Le premier plat, zenmai no agemaki, est un rouleau de tofu frit fourré aux crosses de fougères (Osmunda japonica). Le rectangle de tofu est déplié en deux, saupoudré d'un peu de fécule et roulé autour d'un boudin de verdure de sous- bois soigneusement égoutté. Deux cure-dents tiennent l'en­semble qui va cuire un quart d'heure dans un fond de dashi (bouillon d'algue konbu, shitake et bonite séchée), de sauce soja avec un peu de mirin (saké sucré). Très intéressant avec l'amertume rappelant le goût de l'asperge sauvage.

Le deuxième, tchawan mushi, est un flan salé renversé.
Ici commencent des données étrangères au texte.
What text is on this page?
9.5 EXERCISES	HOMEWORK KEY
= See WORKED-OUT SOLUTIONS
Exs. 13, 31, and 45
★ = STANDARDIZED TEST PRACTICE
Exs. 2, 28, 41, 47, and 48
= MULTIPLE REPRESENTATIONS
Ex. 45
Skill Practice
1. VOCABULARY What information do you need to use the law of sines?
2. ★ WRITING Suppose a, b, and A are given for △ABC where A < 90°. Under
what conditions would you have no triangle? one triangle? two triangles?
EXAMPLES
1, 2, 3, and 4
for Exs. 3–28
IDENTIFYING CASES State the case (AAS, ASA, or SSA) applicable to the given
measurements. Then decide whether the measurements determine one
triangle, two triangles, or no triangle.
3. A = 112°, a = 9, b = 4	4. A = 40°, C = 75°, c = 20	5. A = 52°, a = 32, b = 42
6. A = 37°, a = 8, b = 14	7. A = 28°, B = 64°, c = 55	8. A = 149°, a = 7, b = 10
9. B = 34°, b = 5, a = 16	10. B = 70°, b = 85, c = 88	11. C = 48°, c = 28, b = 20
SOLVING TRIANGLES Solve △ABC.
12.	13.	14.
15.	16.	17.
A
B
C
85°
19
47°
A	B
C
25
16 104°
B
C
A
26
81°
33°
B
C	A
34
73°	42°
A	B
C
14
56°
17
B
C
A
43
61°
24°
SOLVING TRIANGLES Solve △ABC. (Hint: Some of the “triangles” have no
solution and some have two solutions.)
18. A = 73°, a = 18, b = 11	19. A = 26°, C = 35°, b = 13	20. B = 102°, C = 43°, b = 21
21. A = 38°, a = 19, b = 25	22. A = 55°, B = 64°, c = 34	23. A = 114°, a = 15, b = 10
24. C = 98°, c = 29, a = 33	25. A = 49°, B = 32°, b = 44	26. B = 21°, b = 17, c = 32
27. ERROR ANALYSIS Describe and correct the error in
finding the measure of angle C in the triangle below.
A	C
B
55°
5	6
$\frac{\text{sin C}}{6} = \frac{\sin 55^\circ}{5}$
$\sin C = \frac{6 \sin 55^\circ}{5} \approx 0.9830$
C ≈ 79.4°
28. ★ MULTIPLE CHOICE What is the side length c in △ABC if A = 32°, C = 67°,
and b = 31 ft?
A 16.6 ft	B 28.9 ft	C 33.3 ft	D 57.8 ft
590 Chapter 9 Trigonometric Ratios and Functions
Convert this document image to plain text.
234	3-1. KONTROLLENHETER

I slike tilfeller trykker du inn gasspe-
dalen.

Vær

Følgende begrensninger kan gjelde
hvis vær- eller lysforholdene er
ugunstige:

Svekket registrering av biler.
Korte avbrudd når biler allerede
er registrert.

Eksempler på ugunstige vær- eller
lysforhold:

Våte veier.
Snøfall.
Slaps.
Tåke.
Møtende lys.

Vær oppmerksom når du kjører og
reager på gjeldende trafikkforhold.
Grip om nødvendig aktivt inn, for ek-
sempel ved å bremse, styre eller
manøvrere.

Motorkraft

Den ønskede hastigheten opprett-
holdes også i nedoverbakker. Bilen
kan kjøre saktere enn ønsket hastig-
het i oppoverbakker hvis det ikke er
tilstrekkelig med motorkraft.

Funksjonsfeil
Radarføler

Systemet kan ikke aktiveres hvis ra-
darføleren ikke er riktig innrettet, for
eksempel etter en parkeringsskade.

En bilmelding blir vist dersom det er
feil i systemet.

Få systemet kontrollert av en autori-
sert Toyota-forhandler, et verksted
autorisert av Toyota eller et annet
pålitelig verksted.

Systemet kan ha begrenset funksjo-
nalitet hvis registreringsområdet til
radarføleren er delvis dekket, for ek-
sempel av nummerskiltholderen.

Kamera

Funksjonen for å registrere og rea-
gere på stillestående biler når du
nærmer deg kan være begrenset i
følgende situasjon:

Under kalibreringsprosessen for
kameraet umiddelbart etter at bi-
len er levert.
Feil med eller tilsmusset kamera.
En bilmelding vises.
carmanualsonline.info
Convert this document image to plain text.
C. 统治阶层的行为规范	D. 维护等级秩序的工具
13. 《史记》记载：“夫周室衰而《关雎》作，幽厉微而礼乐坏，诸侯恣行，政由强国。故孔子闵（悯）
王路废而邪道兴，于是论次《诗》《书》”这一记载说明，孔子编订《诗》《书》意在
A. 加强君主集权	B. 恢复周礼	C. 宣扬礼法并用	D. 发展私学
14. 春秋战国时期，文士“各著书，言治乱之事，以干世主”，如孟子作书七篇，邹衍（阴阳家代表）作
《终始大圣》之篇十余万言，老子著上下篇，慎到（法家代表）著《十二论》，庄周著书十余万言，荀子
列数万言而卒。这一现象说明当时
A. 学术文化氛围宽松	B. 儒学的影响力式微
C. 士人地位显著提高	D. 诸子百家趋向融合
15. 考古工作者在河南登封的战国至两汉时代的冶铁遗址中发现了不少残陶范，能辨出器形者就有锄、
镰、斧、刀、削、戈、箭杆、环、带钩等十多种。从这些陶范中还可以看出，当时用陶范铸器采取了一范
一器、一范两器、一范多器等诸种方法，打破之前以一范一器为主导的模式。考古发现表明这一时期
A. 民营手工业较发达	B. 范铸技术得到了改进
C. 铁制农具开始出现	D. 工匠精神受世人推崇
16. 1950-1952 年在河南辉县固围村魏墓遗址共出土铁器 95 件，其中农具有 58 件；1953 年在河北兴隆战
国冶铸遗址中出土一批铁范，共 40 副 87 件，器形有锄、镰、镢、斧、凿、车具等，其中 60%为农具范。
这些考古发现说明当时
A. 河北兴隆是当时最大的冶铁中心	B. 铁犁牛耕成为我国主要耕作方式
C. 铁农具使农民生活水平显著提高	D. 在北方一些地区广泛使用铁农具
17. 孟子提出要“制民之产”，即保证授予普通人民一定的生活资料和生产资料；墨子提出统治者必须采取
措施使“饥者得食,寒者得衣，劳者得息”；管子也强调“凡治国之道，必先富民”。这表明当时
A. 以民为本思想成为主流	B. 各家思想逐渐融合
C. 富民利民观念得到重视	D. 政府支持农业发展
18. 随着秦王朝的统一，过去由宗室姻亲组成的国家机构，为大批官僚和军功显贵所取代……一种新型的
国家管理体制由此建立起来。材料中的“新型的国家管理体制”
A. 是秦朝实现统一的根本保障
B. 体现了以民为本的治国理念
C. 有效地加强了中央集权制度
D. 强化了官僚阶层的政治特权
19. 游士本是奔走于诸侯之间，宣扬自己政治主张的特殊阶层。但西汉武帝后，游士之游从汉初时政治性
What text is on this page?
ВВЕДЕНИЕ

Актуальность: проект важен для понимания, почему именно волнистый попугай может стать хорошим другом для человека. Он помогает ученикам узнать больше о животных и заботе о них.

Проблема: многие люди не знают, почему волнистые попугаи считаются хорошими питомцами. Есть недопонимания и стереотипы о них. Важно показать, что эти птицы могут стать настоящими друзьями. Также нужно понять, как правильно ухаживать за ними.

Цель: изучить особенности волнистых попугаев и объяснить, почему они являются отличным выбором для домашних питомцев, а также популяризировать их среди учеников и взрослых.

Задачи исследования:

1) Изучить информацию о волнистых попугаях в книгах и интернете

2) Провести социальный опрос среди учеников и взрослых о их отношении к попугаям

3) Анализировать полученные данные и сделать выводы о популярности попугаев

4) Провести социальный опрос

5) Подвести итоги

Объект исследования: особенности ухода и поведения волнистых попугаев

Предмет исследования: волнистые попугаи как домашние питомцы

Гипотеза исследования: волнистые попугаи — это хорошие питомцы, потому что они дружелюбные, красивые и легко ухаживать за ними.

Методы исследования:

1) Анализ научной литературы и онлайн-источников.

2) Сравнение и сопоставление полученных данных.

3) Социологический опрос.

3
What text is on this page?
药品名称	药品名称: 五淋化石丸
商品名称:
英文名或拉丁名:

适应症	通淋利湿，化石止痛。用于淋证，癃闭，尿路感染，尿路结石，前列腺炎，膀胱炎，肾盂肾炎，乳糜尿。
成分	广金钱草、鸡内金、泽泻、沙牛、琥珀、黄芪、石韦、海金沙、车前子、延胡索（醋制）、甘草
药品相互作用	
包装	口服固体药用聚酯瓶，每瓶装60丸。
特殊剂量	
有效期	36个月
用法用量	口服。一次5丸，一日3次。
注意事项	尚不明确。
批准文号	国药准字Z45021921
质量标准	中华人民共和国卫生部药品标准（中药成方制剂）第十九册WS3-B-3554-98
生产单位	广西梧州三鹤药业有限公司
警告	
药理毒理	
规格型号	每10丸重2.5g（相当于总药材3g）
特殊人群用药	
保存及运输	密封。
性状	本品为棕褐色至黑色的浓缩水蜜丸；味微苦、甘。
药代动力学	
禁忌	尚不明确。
Dans un petit bol asiatique tapissé de papier film, Hara dis­pose quelques crosses et recouvre d'un appareil constitué d'un volume d'oeuf battu en omelette pour deux volumes de dashi. Il est mis à la vapeur jusqu'à coagulation totale. Démoulé sur une soucoupe, c'est d'une extraordinaire légèreté et j'aurais bien vu des pointes d'asperges vertes en lieu et place de la fougère.

Le dernier, warabi itamé, est un sauté de Pteridium aquilinum à la saucisse de Francfort, coupée en rondelles, bouillies et mises à la cocotte avec le légume, de l'ail râpé, dashi et sauce soja. Surprise, le tout a le goût des haricots verts mijotés au fond blanc avec des lardons qui auraient ici opportunément remplacé la francfort ! Aujourd'hui la sai­son est finie. Il faudra attendre un an pour goûter à ces délices. Merci monsieur Hara Hidetoshi.